Хват подхватил её снизу своими руками, прижался лбом к унизанным перстнями пальцам, и оба золотых тут же перекочевали от просителя к чиновнику. Со стороны это выглядело жестом почтения, не более того. Взяточничество, процветавшее среди приближённых Тын-Карантына, никого не смущало, но было не принято открыто совать деньги. Об этом шефу Тайной сыскной канцелярии поведал тот самый воришка, подробно рассказавший, каким образом местные берут подношение. Хват надеялся, что всё сделал правильно, и у чиновника не возникнет подозрений. Тот переправил монеты в поясной кошель и задумчиво взглянул на чужеземца:
– Либо ты умнее всех наших мудрецов вместе взятых, либо мозгов у тебя столько же, как в пустом лошадином черепе. Не обижайся, но я склоняюсь ко второму варианту.
– Рад, что мне не отказали в столь ничтожной просьбе, – поспешно заговорил Хват, начавший опасаться, что дал слишком мало, – но больше ничем не могу отблагодарить тебя, почтеннейший.

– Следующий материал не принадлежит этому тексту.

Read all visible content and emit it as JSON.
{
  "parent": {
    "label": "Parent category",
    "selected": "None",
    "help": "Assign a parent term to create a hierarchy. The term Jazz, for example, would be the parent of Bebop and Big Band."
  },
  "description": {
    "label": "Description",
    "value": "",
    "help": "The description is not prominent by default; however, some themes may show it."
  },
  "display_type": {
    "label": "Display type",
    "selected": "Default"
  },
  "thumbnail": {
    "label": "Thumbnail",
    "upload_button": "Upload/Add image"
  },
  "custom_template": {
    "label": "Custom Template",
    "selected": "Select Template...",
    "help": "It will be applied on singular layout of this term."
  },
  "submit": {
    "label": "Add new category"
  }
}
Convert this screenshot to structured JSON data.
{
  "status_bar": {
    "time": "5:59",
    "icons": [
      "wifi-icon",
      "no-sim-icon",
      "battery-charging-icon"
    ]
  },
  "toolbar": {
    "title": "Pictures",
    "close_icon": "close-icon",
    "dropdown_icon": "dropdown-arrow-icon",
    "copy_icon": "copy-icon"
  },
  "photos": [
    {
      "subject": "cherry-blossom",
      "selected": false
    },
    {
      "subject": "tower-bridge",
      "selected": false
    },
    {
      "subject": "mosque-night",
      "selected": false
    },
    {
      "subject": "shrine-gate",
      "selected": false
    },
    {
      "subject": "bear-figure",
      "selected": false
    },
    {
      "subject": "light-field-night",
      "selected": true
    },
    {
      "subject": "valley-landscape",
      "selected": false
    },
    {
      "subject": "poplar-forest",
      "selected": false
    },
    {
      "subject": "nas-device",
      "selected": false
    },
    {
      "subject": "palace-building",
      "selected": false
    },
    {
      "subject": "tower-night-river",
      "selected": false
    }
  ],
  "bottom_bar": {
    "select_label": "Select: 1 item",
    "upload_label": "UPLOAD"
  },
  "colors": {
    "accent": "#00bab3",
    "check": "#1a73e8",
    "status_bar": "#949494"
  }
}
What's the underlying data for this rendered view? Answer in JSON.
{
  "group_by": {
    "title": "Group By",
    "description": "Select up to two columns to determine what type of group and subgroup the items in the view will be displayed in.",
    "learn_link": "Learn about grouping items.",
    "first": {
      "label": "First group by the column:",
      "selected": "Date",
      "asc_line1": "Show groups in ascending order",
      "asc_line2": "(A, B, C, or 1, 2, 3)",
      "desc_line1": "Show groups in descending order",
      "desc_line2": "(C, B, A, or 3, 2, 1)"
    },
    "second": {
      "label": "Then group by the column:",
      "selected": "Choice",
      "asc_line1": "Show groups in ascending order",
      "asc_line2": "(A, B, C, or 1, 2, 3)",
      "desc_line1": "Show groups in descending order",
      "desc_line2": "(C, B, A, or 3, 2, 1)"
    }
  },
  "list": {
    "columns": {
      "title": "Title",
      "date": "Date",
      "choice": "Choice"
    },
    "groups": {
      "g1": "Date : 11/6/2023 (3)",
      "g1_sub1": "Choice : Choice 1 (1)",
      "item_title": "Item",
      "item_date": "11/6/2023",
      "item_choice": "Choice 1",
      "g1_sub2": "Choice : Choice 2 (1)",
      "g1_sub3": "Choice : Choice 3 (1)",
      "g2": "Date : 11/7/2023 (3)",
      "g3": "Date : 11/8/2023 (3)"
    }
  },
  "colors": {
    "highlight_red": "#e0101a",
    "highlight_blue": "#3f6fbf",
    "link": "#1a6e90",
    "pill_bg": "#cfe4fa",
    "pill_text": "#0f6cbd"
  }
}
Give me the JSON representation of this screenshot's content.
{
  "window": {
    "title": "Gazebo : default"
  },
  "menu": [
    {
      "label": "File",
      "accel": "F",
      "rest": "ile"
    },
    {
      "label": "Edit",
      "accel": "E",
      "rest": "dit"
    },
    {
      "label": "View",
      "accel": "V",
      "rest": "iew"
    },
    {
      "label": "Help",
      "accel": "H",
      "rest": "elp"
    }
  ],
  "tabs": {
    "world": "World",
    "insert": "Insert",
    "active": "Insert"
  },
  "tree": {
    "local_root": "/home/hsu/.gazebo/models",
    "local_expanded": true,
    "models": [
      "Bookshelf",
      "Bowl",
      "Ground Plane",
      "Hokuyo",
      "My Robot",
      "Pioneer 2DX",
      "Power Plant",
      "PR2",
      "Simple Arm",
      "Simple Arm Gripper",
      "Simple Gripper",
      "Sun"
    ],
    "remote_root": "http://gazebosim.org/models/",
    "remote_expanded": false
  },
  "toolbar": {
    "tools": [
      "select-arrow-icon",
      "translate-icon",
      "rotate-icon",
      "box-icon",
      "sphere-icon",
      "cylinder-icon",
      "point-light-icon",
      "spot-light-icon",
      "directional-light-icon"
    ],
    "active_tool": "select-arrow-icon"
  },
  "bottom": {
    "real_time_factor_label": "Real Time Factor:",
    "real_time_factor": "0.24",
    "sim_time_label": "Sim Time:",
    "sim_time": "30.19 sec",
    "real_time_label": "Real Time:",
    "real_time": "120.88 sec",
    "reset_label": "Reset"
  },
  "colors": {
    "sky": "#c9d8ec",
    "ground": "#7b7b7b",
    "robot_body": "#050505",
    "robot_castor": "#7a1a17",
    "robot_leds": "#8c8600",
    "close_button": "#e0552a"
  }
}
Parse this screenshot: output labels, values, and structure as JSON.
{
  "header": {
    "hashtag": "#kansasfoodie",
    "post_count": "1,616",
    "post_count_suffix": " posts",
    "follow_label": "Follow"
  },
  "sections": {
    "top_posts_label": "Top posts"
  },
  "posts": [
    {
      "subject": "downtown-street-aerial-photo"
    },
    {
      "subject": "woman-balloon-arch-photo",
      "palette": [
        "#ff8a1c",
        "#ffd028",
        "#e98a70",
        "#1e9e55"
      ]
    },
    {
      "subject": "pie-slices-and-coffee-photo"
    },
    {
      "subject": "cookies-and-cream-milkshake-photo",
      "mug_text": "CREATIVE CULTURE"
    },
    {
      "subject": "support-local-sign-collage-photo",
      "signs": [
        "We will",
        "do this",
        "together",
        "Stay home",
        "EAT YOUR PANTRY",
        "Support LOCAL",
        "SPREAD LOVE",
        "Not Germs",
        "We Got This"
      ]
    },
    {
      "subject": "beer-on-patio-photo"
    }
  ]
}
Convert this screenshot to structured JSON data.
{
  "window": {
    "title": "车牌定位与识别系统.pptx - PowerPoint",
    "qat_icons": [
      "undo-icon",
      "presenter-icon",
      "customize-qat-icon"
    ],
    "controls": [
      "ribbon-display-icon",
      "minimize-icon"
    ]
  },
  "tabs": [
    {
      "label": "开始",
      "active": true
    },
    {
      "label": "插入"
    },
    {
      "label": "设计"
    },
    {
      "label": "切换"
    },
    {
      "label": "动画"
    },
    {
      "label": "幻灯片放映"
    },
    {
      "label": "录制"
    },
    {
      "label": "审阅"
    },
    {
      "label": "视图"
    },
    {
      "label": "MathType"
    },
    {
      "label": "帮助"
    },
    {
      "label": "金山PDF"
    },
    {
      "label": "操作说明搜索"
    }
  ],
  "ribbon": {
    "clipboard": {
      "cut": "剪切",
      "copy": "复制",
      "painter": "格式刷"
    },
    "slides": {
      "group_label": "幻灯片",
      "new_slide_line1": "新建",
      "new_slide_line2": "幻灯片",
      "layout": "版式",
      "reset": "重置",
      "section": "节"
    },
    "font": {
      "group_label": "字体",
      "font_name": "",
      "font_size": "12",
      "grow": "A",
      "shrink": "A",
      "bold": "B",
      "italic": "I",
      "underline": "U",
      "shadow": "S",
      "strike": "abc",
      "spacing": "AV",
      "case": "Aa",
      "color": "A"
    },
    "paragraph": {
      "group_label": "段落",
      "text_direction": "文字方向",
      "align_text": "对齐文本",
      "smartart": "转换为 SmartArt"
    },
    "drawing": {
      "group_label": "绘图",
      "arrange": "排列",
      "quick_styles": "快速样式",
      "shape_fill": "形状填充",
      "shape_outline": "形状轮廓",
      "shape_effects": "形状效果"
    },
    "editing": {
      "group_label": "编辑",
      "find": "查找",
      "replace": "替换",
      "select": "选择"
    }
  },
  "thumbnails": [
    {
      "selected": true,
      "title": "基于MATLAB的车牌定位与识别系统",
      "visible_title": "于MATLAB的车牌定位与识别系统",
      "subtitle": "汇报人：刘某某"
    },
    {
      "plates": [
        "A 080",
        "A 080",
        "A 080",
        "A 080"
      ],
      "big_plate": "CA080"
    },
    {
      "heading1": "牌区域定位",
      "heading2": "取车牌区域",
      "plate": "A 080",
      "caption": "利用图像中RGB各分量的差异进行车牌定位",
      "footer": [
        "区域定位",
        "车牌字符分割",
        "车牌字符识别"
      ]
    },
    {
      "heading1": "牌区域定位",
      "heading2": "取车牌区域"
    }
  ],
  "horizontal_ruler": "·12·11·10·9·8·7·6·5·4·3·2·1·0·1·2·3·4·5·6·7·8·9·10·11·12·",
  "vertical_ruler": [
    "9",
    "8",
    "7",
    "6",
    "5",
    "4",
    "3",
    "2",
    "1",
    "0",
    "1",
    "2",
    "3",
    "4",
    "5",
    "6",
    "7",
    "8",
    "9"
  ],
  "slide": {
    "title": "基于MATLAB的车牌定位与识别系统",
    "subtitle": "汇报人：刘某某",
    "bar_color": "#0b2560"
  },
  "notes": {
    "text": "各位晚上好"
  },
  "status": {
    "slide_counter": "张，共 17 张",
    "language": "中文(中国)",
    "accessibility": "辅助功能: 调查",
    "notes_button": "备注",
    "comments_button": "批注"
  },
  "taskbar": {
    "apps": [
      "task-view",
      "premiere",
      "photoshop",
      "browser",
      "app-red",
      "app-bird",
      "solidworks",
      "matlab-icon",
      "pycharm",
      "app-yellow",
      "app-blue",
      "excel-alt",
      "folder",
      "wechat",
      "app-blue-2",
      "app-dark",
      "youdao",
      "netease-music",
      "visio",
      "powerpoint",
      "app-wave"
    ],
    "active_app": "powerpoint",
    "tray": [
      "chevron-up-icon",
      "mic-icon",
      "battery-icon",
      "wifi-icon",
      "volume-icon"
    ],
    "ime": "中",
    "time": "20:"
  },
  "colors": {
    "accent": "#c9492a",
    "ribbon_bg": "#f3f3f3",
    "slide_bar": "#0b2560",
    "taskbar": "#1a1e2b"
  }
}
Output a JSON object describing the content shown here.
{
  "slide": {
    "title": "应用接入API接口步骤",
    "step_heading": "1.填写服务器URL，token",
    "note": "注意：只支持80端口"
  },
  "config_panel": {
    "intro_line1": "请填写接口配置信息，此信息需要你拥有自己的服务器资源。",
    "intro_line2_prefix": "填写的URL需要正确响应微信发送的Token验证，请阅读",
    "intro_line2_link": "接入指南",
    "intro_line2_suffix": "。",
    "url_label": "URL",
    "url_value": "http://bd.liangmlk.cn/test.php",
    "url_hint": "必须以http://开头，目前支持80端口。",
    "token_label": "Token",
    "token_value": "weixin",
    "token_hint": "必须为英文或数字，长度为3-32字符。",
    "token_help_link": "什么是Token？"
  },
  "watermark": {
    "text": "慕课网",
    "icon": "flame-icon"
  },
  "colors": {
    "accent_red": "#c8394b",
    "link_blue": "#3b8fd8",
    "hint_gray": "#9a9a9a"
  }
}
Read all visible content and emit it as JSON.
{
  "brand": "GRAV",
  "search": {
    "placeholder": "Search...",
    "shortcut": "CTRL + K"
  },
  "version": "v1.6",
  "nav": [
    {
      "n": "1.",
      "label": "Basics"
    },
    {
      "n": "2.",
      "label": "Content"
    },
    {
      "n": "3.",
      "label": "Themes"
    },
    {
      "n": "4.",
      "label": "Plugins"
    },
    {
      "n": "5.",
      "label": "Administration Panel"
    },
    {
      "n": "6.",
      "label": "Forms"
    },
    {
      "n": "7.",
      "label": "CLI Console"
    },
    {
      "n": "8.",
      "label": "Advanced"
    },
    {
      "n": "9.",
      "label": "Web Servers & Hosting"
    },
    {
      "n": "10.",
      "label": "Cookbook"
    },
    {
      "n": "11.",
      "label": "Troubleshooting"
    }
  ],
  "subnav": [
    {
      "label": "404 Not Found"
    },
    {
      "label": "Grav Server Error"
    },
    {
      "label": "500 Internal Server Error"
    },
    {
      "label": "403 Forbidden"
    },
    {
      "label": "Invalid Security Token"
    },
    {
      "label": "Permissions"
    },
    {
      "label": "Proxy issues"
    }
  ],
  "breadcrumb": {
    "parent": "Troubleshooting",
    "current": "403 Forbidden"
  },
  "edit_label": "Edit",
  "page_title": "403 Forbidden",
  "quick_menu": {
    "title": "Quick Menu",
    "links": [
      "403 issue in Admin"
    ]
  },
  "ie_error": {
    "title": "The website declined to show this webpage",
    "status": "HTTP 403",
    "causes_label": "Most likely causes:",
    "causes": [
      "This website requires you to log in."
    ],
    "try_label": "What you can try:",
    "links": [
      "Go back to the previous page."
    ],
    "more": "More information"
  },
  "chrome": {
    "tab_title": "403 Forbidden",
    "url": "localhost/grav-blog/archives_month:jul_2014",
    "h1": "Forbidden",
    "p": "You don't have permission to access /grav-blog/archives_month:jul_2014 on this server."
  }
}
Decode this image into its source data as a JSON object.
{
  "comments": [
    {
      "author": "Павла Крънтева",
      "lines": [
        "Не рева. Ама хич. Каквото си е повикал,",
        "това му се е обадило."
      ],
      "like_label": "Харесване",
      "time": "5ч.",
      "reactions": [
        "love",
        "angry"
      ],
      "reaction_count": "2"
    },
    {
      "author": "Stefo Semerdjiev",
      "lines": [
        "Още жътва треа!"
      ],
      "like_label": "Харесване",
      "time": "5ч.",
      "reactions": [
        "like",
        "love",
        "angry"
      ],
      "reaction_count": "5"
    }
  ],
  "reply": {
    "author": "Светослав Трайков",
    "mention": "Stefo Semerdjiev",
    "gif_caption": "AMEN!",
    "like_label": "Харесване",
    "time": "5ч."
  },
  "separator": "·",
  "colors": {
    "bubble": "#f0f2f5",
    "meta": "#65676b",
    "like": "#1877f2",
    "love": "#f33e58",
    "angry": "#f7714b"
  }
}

После того, как я увижу Вождя…
– Не продолжай! – чиновник разразился противным утробным смехом. – Ты действительно глуп. Пойдём, чужеземец. Могу дать хороший совет. Когда услышишь топот копыт Лао Тын, попроси её дать больше разума в следующей жизни.
«Что-то я не учёл, – с нарастающим беспокойством думал шеф Тайного сыска, обозревая спину шагавшего впереди кочевника. – Чего он так развеселился? Глупцом обзывал… Намекал при этом, что мне грозит смертельная опасность. Вероятно, Вождь сильно не в духе… Так оно и понятно. По поводу потери Сердца Великого Гурта здесь вряд ли кто испытывает радость».
– Эй, Хаказ! – чиновник остановился возле одного из шатров, но полог откидывать не стал. – Выйди, здесь ещё одну привели!
На зов появился человек, одетый в невообразимо пёстрый кафтан и просторные шаровары из расшитой золотыми нитями ткани. В первый момент Хвату показалось, что он чем-то смахивает на Судью – такой же откормленный и розовощёкий. Может, даже и лысина у него имелась, но об этом судить было трудно, разглядеть мешала украшенная самоцветами чалма. Человек изумлённо уставился на Бяшку, затем на ухмыляющегося чиновника и только после этого перевёл взгляд на Хвата.
– Он сумасшедший! – тоненьким голоском взвизгнул толстяк, всплеснув коротенькими ручонками. – Уходи отсюда, не искушай судьбу! Ты меня понимаешь, чужеземец?
«Судя по описанию, составленному со слов карманника, это евнух. – догадался шеф Тайной сыскной канцелярии. – Слуга при гареме Тын-Карантына. Только евнухам разрешён вход в шатры, предназначенные для жён и наложниц Вождя».